If you’re a low-income or middle-income family where both parents work or with a single working parent, you’ll likely be better off under the new Child Care Subsidy; however, higher income families are likely to be thousands out of pocket due to fundamental changes in the subsidy rate and the annual cap.
Under the changes, the lowest-income families will be paid the most: 85 per cent of their childcare costs. From there the Child Care Subsidy gradually tapers down as earnings increase. The lowest subsidy available is 20 per cent for the highest-earning families before it cuts out at $351,258.
Here’s a quick snapshot of the subsidy you will get according to your family income:
Up to $66,958: 85 per cent
$66,958–$171,958: 85–50 per cent
$171,958–$251,248: 50 per cent
$251,248–$341,248: 50–20 per cent
$341,248–$351,248: 20 per cent
More than $351,248: No subsidy
*Families earning $66,958* or less a year can access up to 24 hours of care a fortnight without having to meet the required ‘Activity Test.’

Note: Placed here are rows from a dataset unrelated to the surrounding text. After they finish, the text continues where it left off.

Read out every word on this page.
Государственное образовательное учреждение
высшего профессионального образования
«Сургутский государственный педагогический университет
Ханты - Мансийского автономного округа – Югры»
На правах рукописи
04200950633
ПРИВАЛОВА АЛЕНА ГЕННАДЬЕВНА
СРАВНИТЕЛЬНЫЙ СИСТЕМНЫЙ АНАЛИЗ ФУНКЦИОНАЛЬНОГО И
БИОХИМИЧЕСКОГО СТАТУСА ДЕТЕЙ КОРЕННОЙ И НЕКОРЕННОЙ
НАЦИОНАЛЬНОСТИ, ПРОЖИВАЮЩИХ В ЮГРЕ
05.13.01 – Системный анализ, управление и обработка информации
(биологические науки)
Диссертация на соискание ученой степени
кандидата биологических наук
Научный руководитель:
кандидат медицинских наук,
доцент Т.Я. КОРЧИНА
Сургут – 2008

For families earning under $186,958 the former annual cap of $7613 per child has been abolished, while those receiving more than this figure but less than $351,248 will be able to claim the new Child Care Subsidy up to $10,190 per child.
The subsidy rates outlined are not a percentage of your daily childcare fee but a percentage of an hourly fee cap. As this is an hourly fee cap, you need to multiply it by the number of hours a day that your chosen centre is open to get the daily fee cap. Then multiply this by the Subsidy Rate that applies to your income to determine the actual amount per day you are entitled to.

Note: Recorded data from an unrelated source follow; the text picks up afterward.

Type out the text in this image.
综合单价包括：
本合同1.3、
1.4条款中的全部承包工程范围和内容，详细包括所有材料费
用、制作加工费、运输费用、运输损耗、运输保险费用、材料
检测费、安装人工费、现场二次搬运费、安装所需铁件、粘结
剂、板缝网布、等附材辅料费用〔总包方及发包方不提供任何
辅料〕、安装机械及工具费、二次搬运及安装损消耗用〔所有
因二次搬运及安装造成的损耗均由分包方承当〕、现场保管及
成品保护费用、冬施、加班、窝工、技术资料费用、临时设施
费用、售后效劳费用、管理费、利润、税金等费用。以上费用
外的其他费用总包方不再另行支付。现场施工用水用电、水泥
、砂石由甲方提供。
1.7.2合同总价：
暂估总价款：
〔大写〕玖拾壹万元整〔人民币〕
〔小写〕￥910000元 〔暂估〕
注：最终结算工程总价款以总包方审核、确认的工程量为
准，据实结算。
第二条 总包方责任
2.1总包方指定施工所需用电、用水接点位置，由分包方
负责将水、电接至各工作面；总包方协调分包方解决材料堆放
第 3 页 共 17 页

The hourly fee caps for each type of service are:
Centre-based day care: $11.77 per hour
Family day care: $10.90 per hour
Outside school hours care: $10.29 per hour
In-home care (with nannies, au pairs): $25.48 per hour (per family)
For example, the hourly fee cap for family day care is $10.90. If your centre is open for 8 hours a day then the daily fee cap will be $87.20. If your family income gives you a Child Care Subsidy rate of 20% then you will get back 20% of $87.20 which amounts to $17.44.
If your centre charges above the daily fee cap you will be left to fund the difference. The Government, however, has been vocal about naming and shaming care providers who hike their rates in response to the new subsidy.
To be eligible for the Child Care Subsidy, you need to be performing an ‘Activity’ which includes paid work, maternity leave, studying and training, unpaid work for a family business, looking for work, volunteering, self-employment and other activities on a case-by-case basis. It is the number of hours of that “Activity” a parent performs in a fortnight that provides a corresponding number of hours of Child Care Subsidy that can be applied to your fees.
Here’s the breakdown of hours of ‘Activity’ and subsequent hours of subsidised care:
8–16 per fortnight: 36 per fortnight
16–48 per fortnight: 72 per fortnight
48+ per fortnight: 100 per fortnight
What is important to note is, the hours of activity will relate to the parent working the lower number of hours. If you have a stay at home parent who doesn’t work at all, you’re not entitled to the rebate, unless your combined income is under $66,958. The Government argues the new policy will encourage workforce participation, which it does. However, beyond ‘participation’ it becomes a game of hours, relying on the flexibility of the secondary income earners employer to fine tune an amount that makes financial sense for each family.
While the removal of the annual cap for families earning under $186,958, and boosting it for families earning above that amount, will relieve many during the final months of the financial year, the new Subsidy hurts families earning above the $351,248 and those who have one parent not working.
It’s also worth noting that your actual subsidy entitlement will be worked once your adjusted taxable income is known (after you have lodged your tax return). The government will withhold 5% of your weekly Child Care Subsidy entitlement until reconciliation of your tax return at the end of the financial year. Any amount owing to you will be paid as a lump sum by the government. If you have been paid too much Child Care Subsidy, you will have a debt to repay.
Families who have yet to complete their Child Care Subsidy online assessment will have until 23 September 2018 to do so and subject to availability, your subsidy will be paid in arrears back to 2 July 2018. Head to Education.gov.au for all you need or try Goodstart’s handy Subsidy estimator to get an idea of what you’re entitled too.